Entire life has remained in a truck running all over. In my very first 35 years we were a group that helped each other and stranded vehicle driver. All of us had an oath that if we were faced with hitting a car or running the truck of the road, we would do the later on, all of us knew what occurred when a 40 ton truck hits a 2000 lb automobile. Much of my good friends trashed their trucks and some passed away over that oath. I never had a doubt in my life I would do the same, the circumstance simply never occurred to me.
I had a close friend through no fault of his own ran over a cars and truck that ran under his bumper. I saw him deteriorate to absolutely nothing from the guilt of what he saw up until he killed himself. It was Not his fault but I comprehend the regret he experienced when he got out to help and just found bodies. I have actually experienced it myself many times when I stopped to assist at a wreck when I was the only one around.
Thats all altered in the last a number of years. The old days are gone and im simply a dinosaur that don’t understand how to stop and get a life. When I see somebody requiring aid I feel its my duty to do what ever I can. I was a therapist for 3 years and 9 months while going to college in the early 80 s at a drug rehab and I went to school nights and run 2 regional loads in the evening to support my family. I saw so much turmoil through these individuals, some dedicated suicide, some suicide by cop. I had my own problems in life with drugs to stay awake and truck 3 days at a time up until I began seeing things that weren’t there on the highway.
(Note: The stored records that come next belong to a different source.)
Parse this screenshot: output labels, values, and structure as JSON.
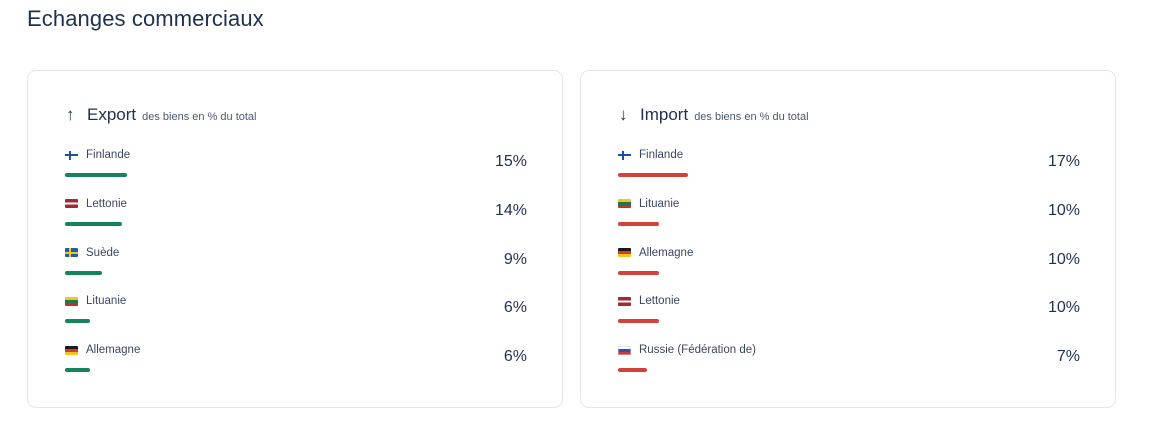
{
  "section": {
    "title": "Echanges commerciaux"
  },
  "colors": {
    "export_bar": "#16845a",
    "import_bar": "#d4403a"
  },
  "export": {
    "arrow_icon": "arrow-up-icon",
    "title": "Export",
    "subtitle": "des biens en % du total",
    "items": [
      {
        "country": "Finlande",
        "flag": "flag-fi",
        "value": 15,
        "label": "15%"
      },
      {
        "country": "Lettonie",
        "flag": "flag-lv",
        "value": 14,
        "label": "14%"
      },
      {
        "country": "Suède",
        "flag": "flag-se",
        "value": 9,
        "label": "9%"
      },
      {
        "country": "Lituanie",
        "flag": "flag-lt",
        "value": 6,
        "label": "6%"
      },
      {
        "country": "Allemagne",
        "flag": "flag-de",
        "value": 6,
        "label": "6%"
      }
    ]
  },
  "import": {
    "arrow_icon": "arrow-down-icon",
    "title": "Import",
    "subtitle": "des biens en % du total",
    "items": [
      {
        "country": "Finlande",
        "flag": "flag-fi",
        "value": 17,
        "label": "17%"
      },
      {
        "country": "Lituanie",
        "flag": "flag-lt",
        "value": 10,
        "label": "10%"
      },
      {
        "country": "Allemagne",
        "flag": "flag-de",
        "value": 10,
        "label": "10%"
      },
      {
        "country": "Lettonie",
        "flag": "flag-lv",
        "value": 10,
        "label": "10%"
      },
      {
        "country": "Russie (Fédération de)",
        "flag": "flag-ru",
        "value": 7,
        "label": "7%"
      }
    ]
  }
}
The rehab put me in charge of the suicide hotline and I was damn good at it. I had actually seen so much in the years prior to. I dealt with social workers, the bleeding hearts of the world. I resented them for it. I told it like it was. None of my customers ever went there. I understood and never ever let them suck me in with their tears. I typically had them making fun of how long-term the idea was for a short-term scenario, and joked about it.
Well later I began seeing it. I ran best in the evening when the air was thin and dark. One morning about 1am in Reno Nevada I pulled in to fuel up and saw a driver being in the TV room alone bubling tears. I remained in a hurry to get to San Franscisco, but this guy was desperate, I asked if he was OK, we were the only motorists around. He wanted to get ran over in the lot by a big truck. It was his first trip out of California, stopped and began betting in the casinos, lost all his money and his bosses cash, offered his fuel and tires to gamble more. I did the very same thing my very first trip thru Nevada. Anyhow I recommended he wait till 9am call his boss and inform him what he did, in charge would send cash to the truckstop for fuel and tires to get back, then his employer would kill him. He looked at me a minute then laughed his butt off. I understood he was okay and left.
We are not alone on this world, all of us have desperate issues sometimes. I have found out if we take some time to help somebody in problem, our life on this rock becomes simply a little better. Easier. No one gets thru life unharmed. The most important thing we can do is assist those who need it and going on down the pike. I pulled 2 women who turned over in a snowbank in front of me near Buffalo NY. No one could see them there I was the only one who saw it. I had a 14 ft broad load and understood it was dangerous, pulled over and cut their seat belts and assisted them into my semi and call the police officers on the cb radio. The police officer put them in his automobile and gave me hell for stopping.
Great with me, I understand whats right or incorrect. I could not reside in my own skin if I hadnt assisted when I was needed, these things can not be taught, the have to be experienced. I know life moves quick, however not too quick to give a minute to help a stranger to their feet. Its not a huge deal to us, but that person will assist another and so on. Envision if all of us simply gave a minute how much better the world would be.